A la décharge du gouvernement, il faut savoir que Duarte devait être décoré en décembre dernier, c’est-à-dire bien avant la CAN. La cérémonie organisée par le ministère des Sports est en quelque sorte une séance de rattrapage car le Portugais qui était hors du Burkina en décembre, n’avait pas pu recevoir sa médaille à l’époque.
Dans tous les cas, la question reste posée, quant à l’opportunité de distinguer l’entraîneur seul, surtout avant le grand rendez-vous de la CAN. Etait-ce pour le motiver ? Si c’était l’objectif poursuivi, il faut dire que c’est raté. Après donc l’expédition infructueuse en Angola, le ministère a quand même trouvé bon de médiatiser la remise symbolique de la médaille à Duarte. Le caractère grandiose donné à cette décoration en différé, alors que des milliers d’autres Burkinabè sont dans l’anonymat, a réveillé la polémique au sein du monde sportif.
Qu’a fait Duarte pour mériter tous ces égards ? Ne devait-on pas plutôt remettre les choses à plat pour un bilan critique de la participation de notre Onze national ? Cette joie non dissimulée des autorités sportives à remettre cette distinction signifie-t-elle que le Burkina se satisfait de la prestation des Etalons ? Certes, Duarte a qualifié les Etalons à la CAN. C’est un mérite qu’il faut lui reconnaître, d’autant que cela n’est plus arrivé depuis quelques éditions de la CAN. Mais cela n’a rien d’extraordinaire. Un autre entraîneur, en l’occurrence Drissa Traoré dit Saboteur, avait réussi la même prouesse en qualifiant les Etalons pour la CAN 96 en Afrique du Sud. Il n’avait cependant pas bénéficié de la même attention.
Et puis, il y a eu cette parenthèse du Mans, qui n’honore nullement Duarte. En signant avec un club de D1 français alors qu’il est sous contrat avec une équipe nationale, Duarte a surestimé ses capacités. On espère que l’homme a tiré les leçons de cette grave erreur et qu’à l’avenir, il manifestera plus de respect pour l’équipe nationale pour laquelle il est payé, qu’elle soit burkinabè ou non. Si la décoration d’un entraîneur aussi controversé marque le début d’une politique de reconnaissance du mérite des acteurs sportifs, en général, on ne peut que saluer ce fait. Autrement, la suspicion continuera de planer encore longtemps sur l’objectivité des décorations au Burkina. Autre incongruité de cette décoration, c’est l’absence des autres membres du staff technique et des joueurs.

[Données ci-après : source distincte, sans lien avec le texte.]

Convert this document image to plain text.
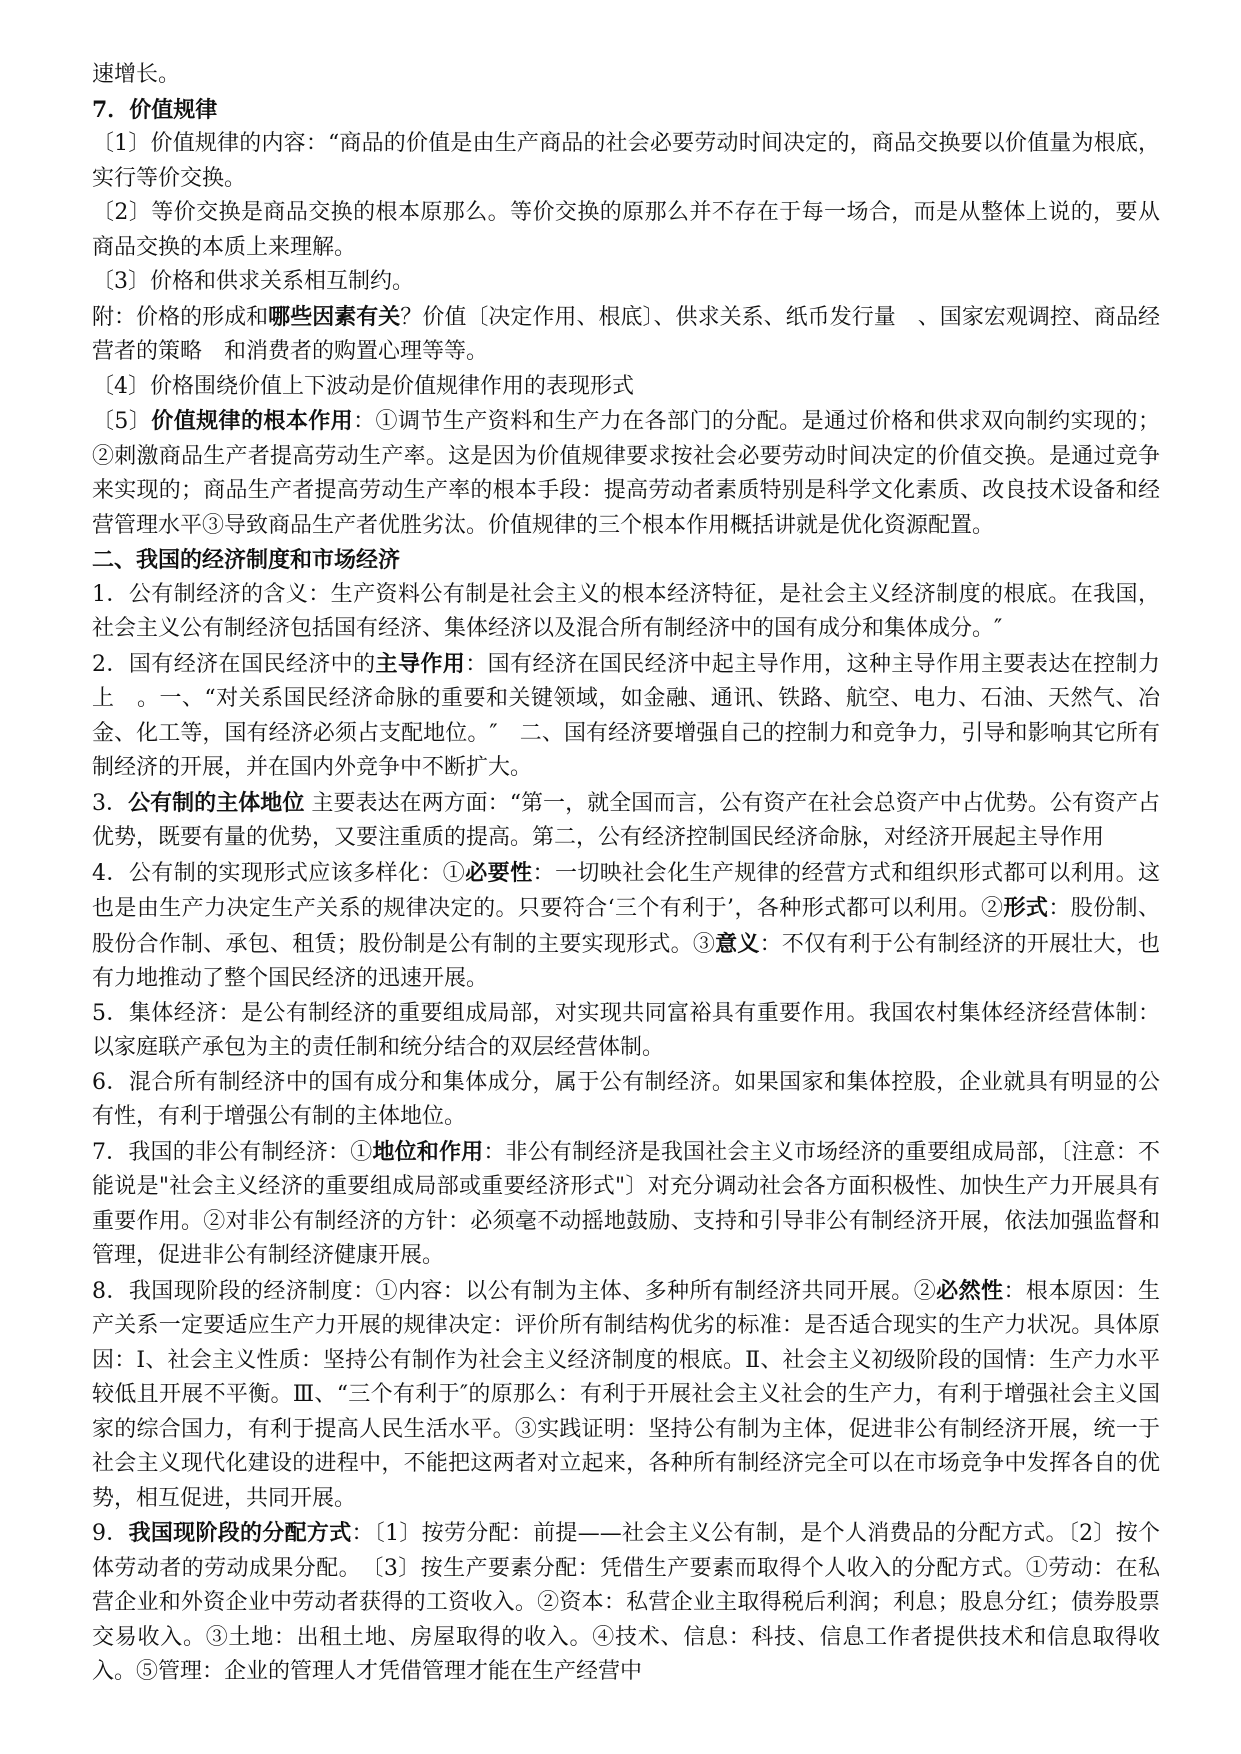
速增长。

7．价值规律

〔1〕价值规律的内容：“商品的价值是由生产商品的社会必要劳动时间决定的，商品交换要以价值量为根底，实行等价交换。

〔2〕等价交换是商品交换的根本原那么。等价交换的原那么并不存在于每一场合，而是从整体上说的，要从商品交换的本质上来理解。

〔3〕价格和供求关系相互制约。

附：价格的形成和哪些因素有关？价值〔决定作用、根底〕、供求关系、纸币发行量　、国家宏观调控、商品经营者的策略　和消费者的购置心理等等。

〔4〕价格围绕价值上下波动是价值规律作用的表现形式

〔5〕价值规律的根本作用：①调节生产资料和生产力在各部门的分配。是通过价格和供求双向制约实现的；②刺激商品生产者提高劳动生产率。这是因为价值规律要求按社会必要劳动时间决定的价值交换。是通过竞争来实现的；商品生产者提高劳动生产率的根本手段：提高劳动者素质特别是科学文化素质、改良技术设备和经营管理水平③导致商品生产者优胜劣汰。价值规律的三个根本作用概括讲就是优化资源配置。

二、我国的经济制度和市场经济

1．公有制经济的含义：生产资料公有制是社会主义的根本经济特征，是社会主义经济制度的根底。在我国，社会主义公有制经济包括国有经济、集体经济以及混合所有制经济中的国有成分和集体成分。″

2．国有经济在国民经济中的主导作用：国有经济在国民经济中起主导作用，这种主导作用主要表达在控制力上　。一、“对关系国民经济命脉的重要和关键领域，如金融、通讯、铁路、航空、电力、石油、天然气、冶　金、化工等，国有经济必须占支配地位。″　二、国有经济要增强自己的控制力和竞争力，引导和影响其它所有制经济的开展，并在国内外竞争中不断扩大。

3．公有制的主体地位 主要表达在两方面：“第一，就全国而言，公有资产在社会总资产中占优势。公有资产占优势，既要有量的优势，又要注重质的提高。第二，公有经济控制国民经济命脉，对经济开展起主导作用

4．公有制的实现形式应该多样化：①必要性：一切映社会化生产规律的经营方式和组织形式都可以利用。这也是由生产力决定生产关系的规律决定的。只要符合‘三个有利于’，各种形式都可以利用。②形式：股份制、股份合作制、承包、租赁；股份制是公有制的主要实现形式。③意义：不仅有利于公有制经济的开展壮大，也有力地推动了整个国民经济的迅速开展。

5．集体经济：是公有制经济的重要组成局部，对实现共同富裕具有重要作用。我国农村集体经济经营体制：以家庭联产承包为主的责任制和统分结合的双层经营体制。

6．混合所有制经济中的国有成分和集体成分，属于公有制经济。如果国家和集体控股，企业就具有明显的公有性，有利于增强公有制的主体地位。

7．我国的非公有制经济：①地位和作用：非公有制经济是我国社会主义市场经济的重要组成局部，〔注意：不能说是"社会主义经济的重要组成局部或重要经济形式"〕对充分调动社会各方面积极性、加快生产力开展具有重要作用。②对非公有制经济的方针：必须毫不动摇地鼓励、支持和引导非公有制经济开展，依法加强监督和管理，促进非公有制经济健康开展。

8．我国现阶段的经济制度：①内容：以公有制为主体、多种所有制经济共同开展。②必然性：根本原因：生产关系一定要适应生产力开展的规律决定：评价所有制结构优劣的标准：是否适合现实的生产力状况。具体原因：Ⅰ、社会主义性质：坚持公有制作为社会主义经济制度的根底。Ⅱ、社会主义初级阶段的国情：生产力水平较低且开展不平衡。Ⅲ、“三个有利于″的原那么：有利于开展社会主义社会的生产力，有利于增强社会主义国家的综合国力，有利于提高人民生活水平。③实践证明：坚持公有制为主体，促进非公有制经济开展，统一于社会主义现代化建设的进程中，不能把这两者对立起来，各种所有制经济完全可以在市场竞争中发挥各自的优势，相互促进，共同开展。

9．我国现阶段的分配方式：〔1〕按劳分配：前提——社会主义公有制，是个人消费品的分配方式。〔2〕按个体劳动者的劳动成果分配。　〔3〕按生产要素分配：凭借生产要素而取得个人收入的分配方式。①劳动：在私营企业和外资企业中劳动者获得的工资收入。②资本：私营企业主取得税后利润；利息；股息分红；债券股票交易收入。③土地：出租土地、房屋取得的收入。④技术、信息：科技、信息工作者提供技术和信息取得收入。⑤管理：企业的管理人才凭借管理才能在生产经营中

Bien sûr, on dira que la médaille appartient à Duarte et que de surcroît, elle lui a été décernée depuis décembre. Soit. Mais l’on pouvait rattraper les choses en faisant d’une pierre deux coups, c’est-à-dire en distinguant également tous ceux qui ont permis aux Etalons d’être au rendez-vous de l’Angola. Cela n’a pas été le cas, et il ne faut pas s’étonner de voir naître des frustrations. Pas par jalousie, mais par désir de justice. Que représente Duarte sans ses adjoints et les joueurs ? Rien. A ce sujet, la Côte d’Ivoire nous donne un bel exemple d’encouragement de ses sportifs, en décorant toute l’équipe nationale. Le gouvernement doit donc œuvrer à dissiper les doutes sur la valeur de nos décorations, que la distinction de Duarte n’a fait qu’exacerber.
"Le Fou"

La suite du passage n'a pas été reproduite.